The 39-year-old Democratic Party leader's first challenge would be to form a coalition that is dynamic and harmonious enough in Italy's squabbling landscape to kick-start the economy, create jobs and prod Parliament to enact electoral reforms designed to make the nation more governable.
President Giorgio Napolitano's office announced on Sunday that he will meet with Renzi the following day.
Through internal maneuvering in the Democratic Party, Renzi engineered the collapse last week of Premier Enrico Letta's government. That 10-month-old broad coalition of bitter rivals was cobbled together after last year's election yielded political gridlock.
Only days before Democratic Party leaders used a no-confidence vote to force Letta to resign on Friday, the ambitious Renzi had assured the premier that he had nothing to worry about — promising that he would only seek the premiership through the ballot box.
If he becomes premier now, Renzi would be the youngest one in the dozens of governments that Italy has had since the republic was formed after World War II.
Detractors who have criticised Renzi as too ambitious and power hungry have pointed out that Benito Mussolini also was 39 when Italy's monarch asked the Fascist leader to form a government in 1922.
If tapped by Napolitano as expected today, Renzi will have to try to forge a solid coalition government with centre-right and centrist parties, since his own Democrats cannot command a reliable majority in both chambers.
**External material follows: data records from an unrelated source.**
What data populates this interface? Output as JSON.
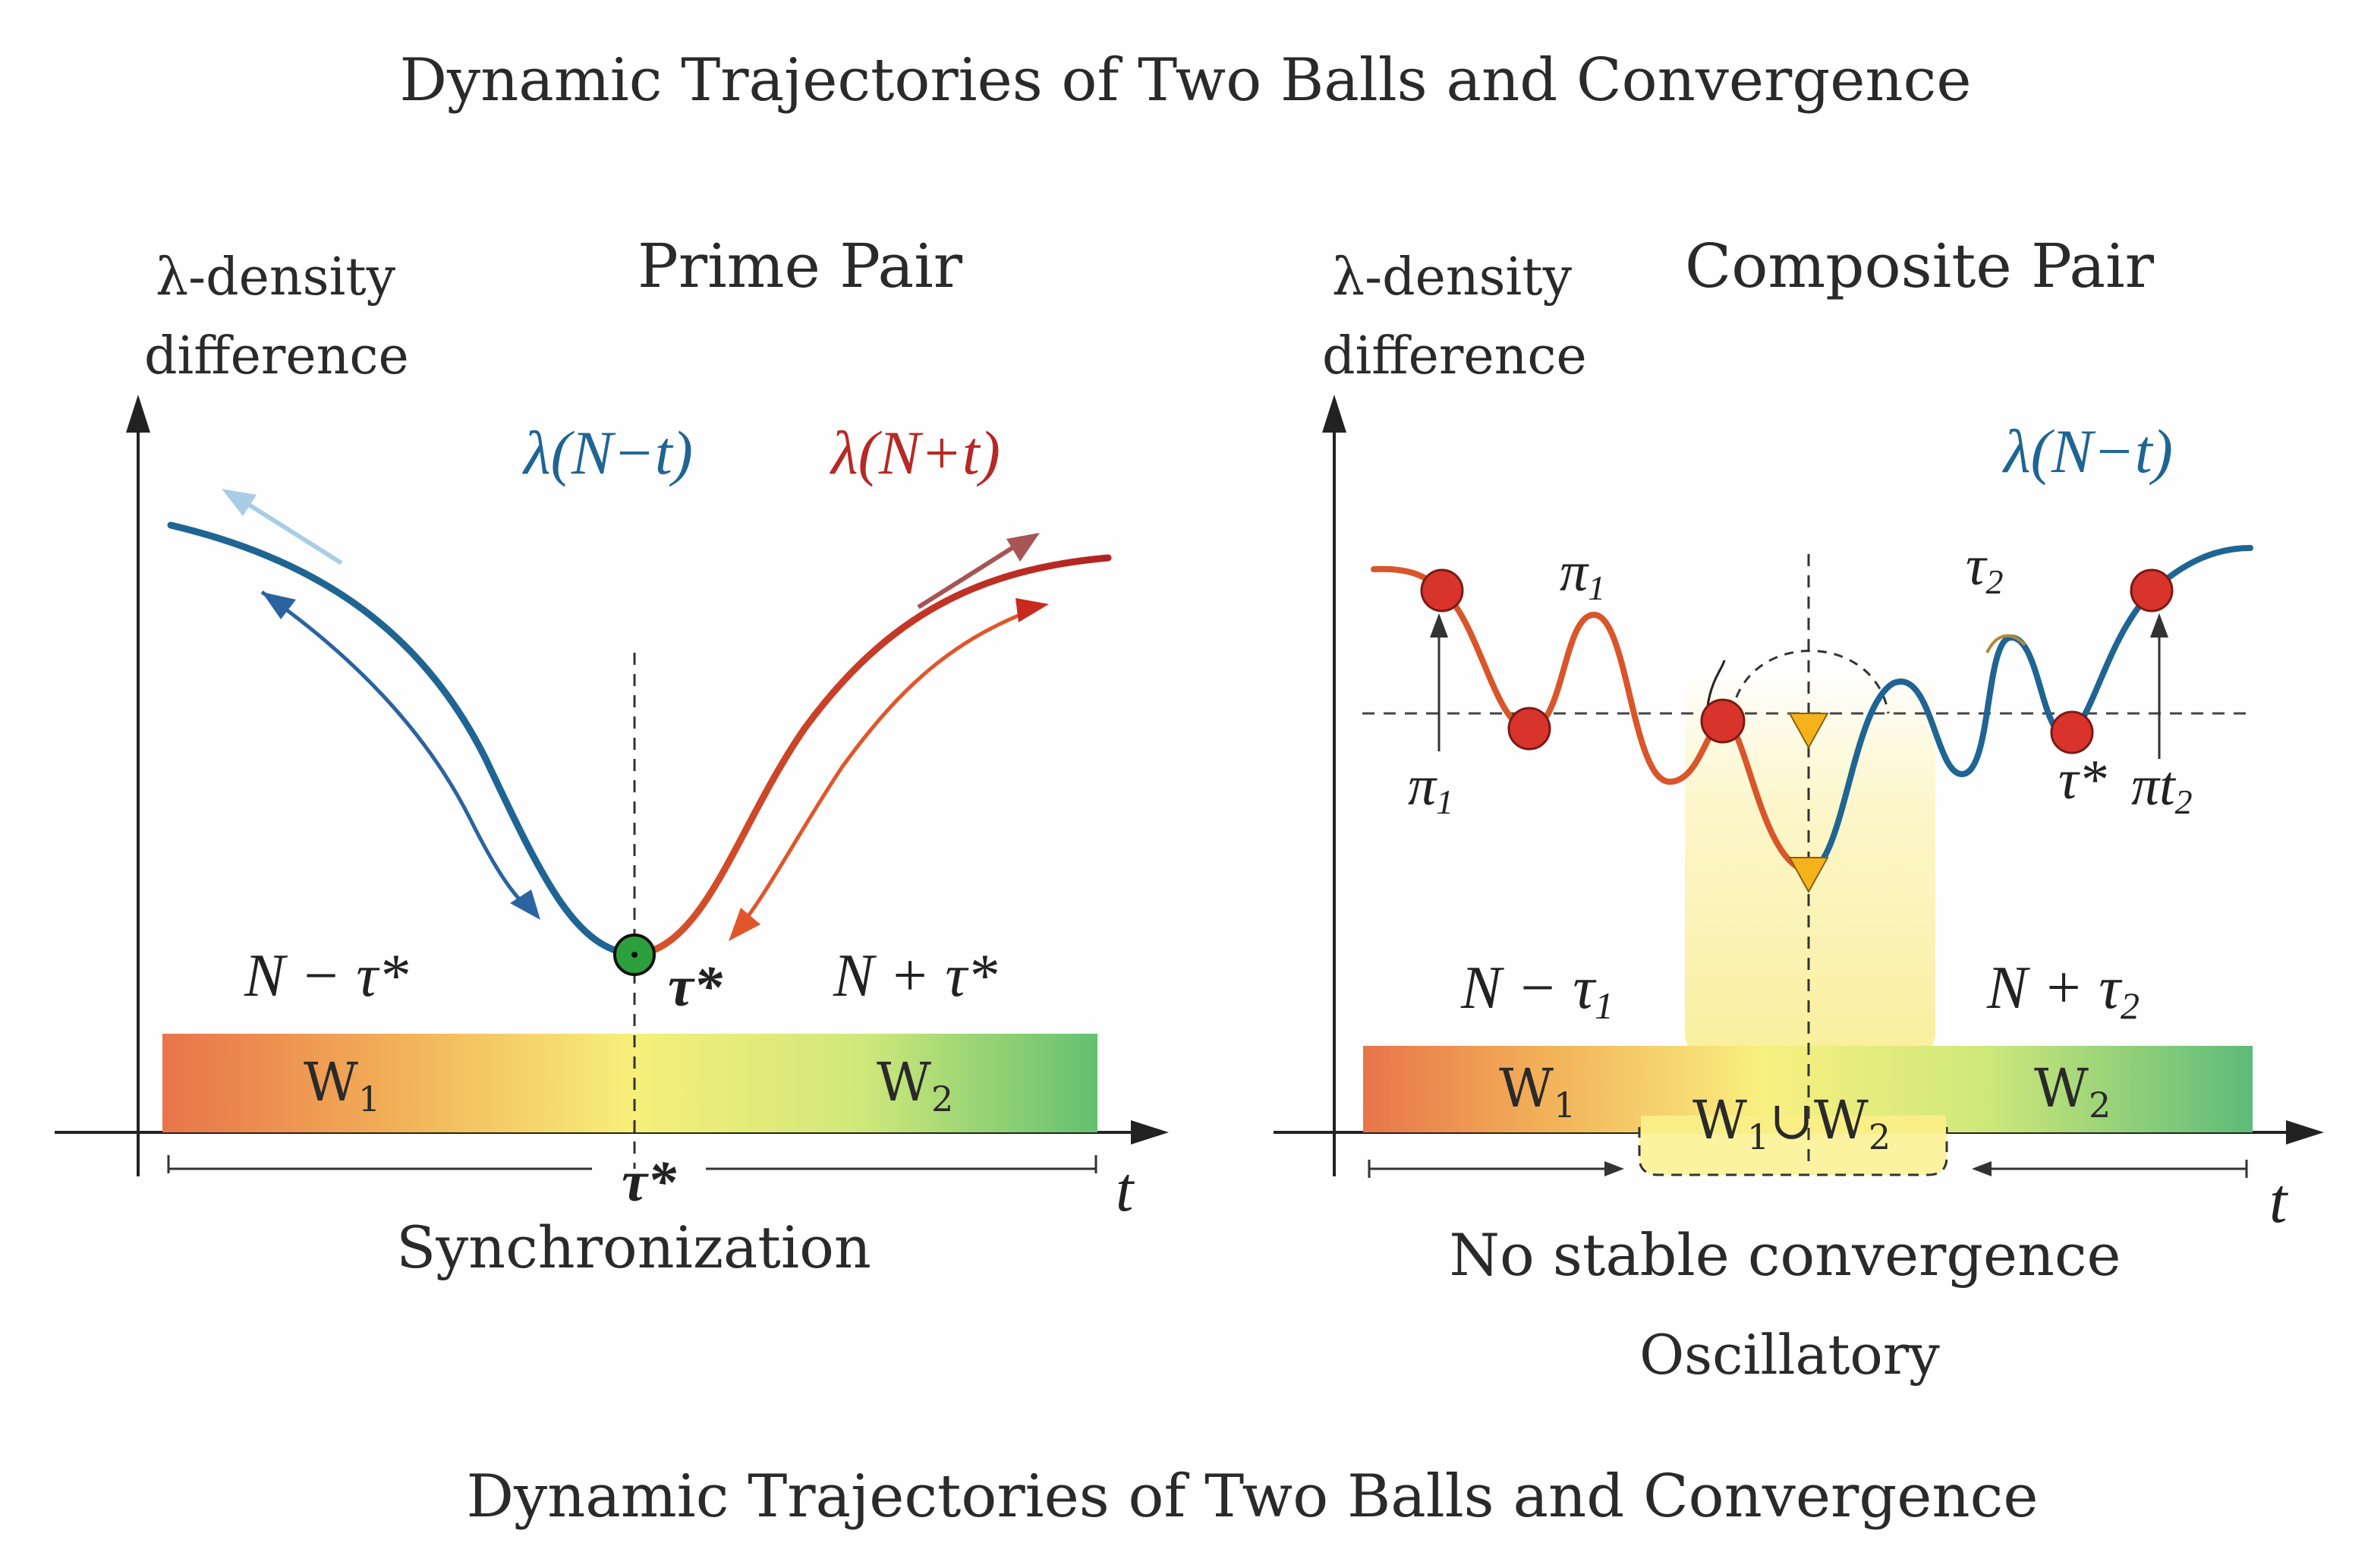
{
  "title_top": "Dynamic Trajectories of Two Balls and Convergence",
  "title_bottom": "Dynamic Trajectories of Two Balls and Convergence",
  "left_panel": {
    "y_axis_line1": "λ-density",
    "y_axis_line2": "difference",
    "heading": "Prime Pair",
    "curve_label_blue": "λ(N−t)",
    "curve_label_red": "λ(N+t)",
    "minimum_label": "τ*",
    "left_region_label": "N − τ*",
    "right_region_label": "N + τ*",
    "window1_label": "W",
    "window1_sub": "1",
    "window2_label": "W",
    "window2_sub": "2",
    "axis_center_label": "τ*",
    "x_axis_label": "t",
    "caption": "Synchronization"
  },
  "right_panel": {
    "y_axis_line1": "λ-density",
    "y_axis_line2": "difference",
    "heading": "Composite Pair",
    "curve_label_blue": "λ(N−t)",
    "peak_label_1": "π",
    "peak_label_1_sub": "1",
    "peak_label_2": "τ",
    "peak_label_2_sub": "2",
    "marker_label_pi1": "π",
    "marker_label_pi1_sub": "1",
    "marker_label_tau": "τ*",
    "marker_label_pit2": "πt",
    "marker_label_pit2_sub": "2",
    "left_region_label": "N − τ",
    "left_region_sub": "1",
    "right_region_label": "N + τ",
    "right_region_sub": "2",
    "window1_label": "W",
    "window1_sub": "1",
    "window_union_label": "W",
    "window_union_sub1": "1",
    "window_union_mid": "∪W",
    "window_union_sub2": "2",
    "window2_label": "W",
    "window2_sub": "2",
    "x_axis_label": "t",
    "caption_line1": "No stable convergence",
    "caption_line2": "Oscillatory"
  },
  "colors": {
    "blue": "#1f6593",
    "red": "#c0302a",
    "orange": "#d9552a",
    "green": "#4fb86a",
    "ball_red": "#d9342b",
    "ball_green": "#2ca03c",
    "triangle": "#f5b21a"
  }
}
Then Renzi must win mandatory confidence votes in Parliament, convincing lawmakers he is the man of the hour needed to be the premier of the economically-struggling country.
One hurdle emerged on Sunday.
Angelino Alfano, the leader of a centre-right force in Letta's coalition, told his party's base that he will demand promises from Renzi before joining the new government. Alfano, the interior minister in the outgoing government, pressed Renzi to identify his goals.
Alfano's small party broke away from longtime conservative leader Silvio Berlusconi, who is now the main opposition leader.
Renzi has alienated some in his own party by reneging on pledges to become premier only through a general election. And Renzi's abrupt betrayal of Letta left many wondering why.
Italy's economy has just shown its first signs of positive growth after several years of shrinking or being stagnant. The much-watched ''spread“ between interest rates on Italian state bonds and benchmark German ones has narrowed since the turmoil in world financial markets forced Berlusconi to resign in 2011.
Asked on Sky TG24 TV what was behind Renzi's power move, Economy Minister Fabrizio Saccomanni cited “increasing impatience” with Italy's economic morass.
The heads of Italy's industrialists lobby and the chief of the nation's largest labor confederation recently stepped up their grumbling about the slow pace of progress by the Letta government.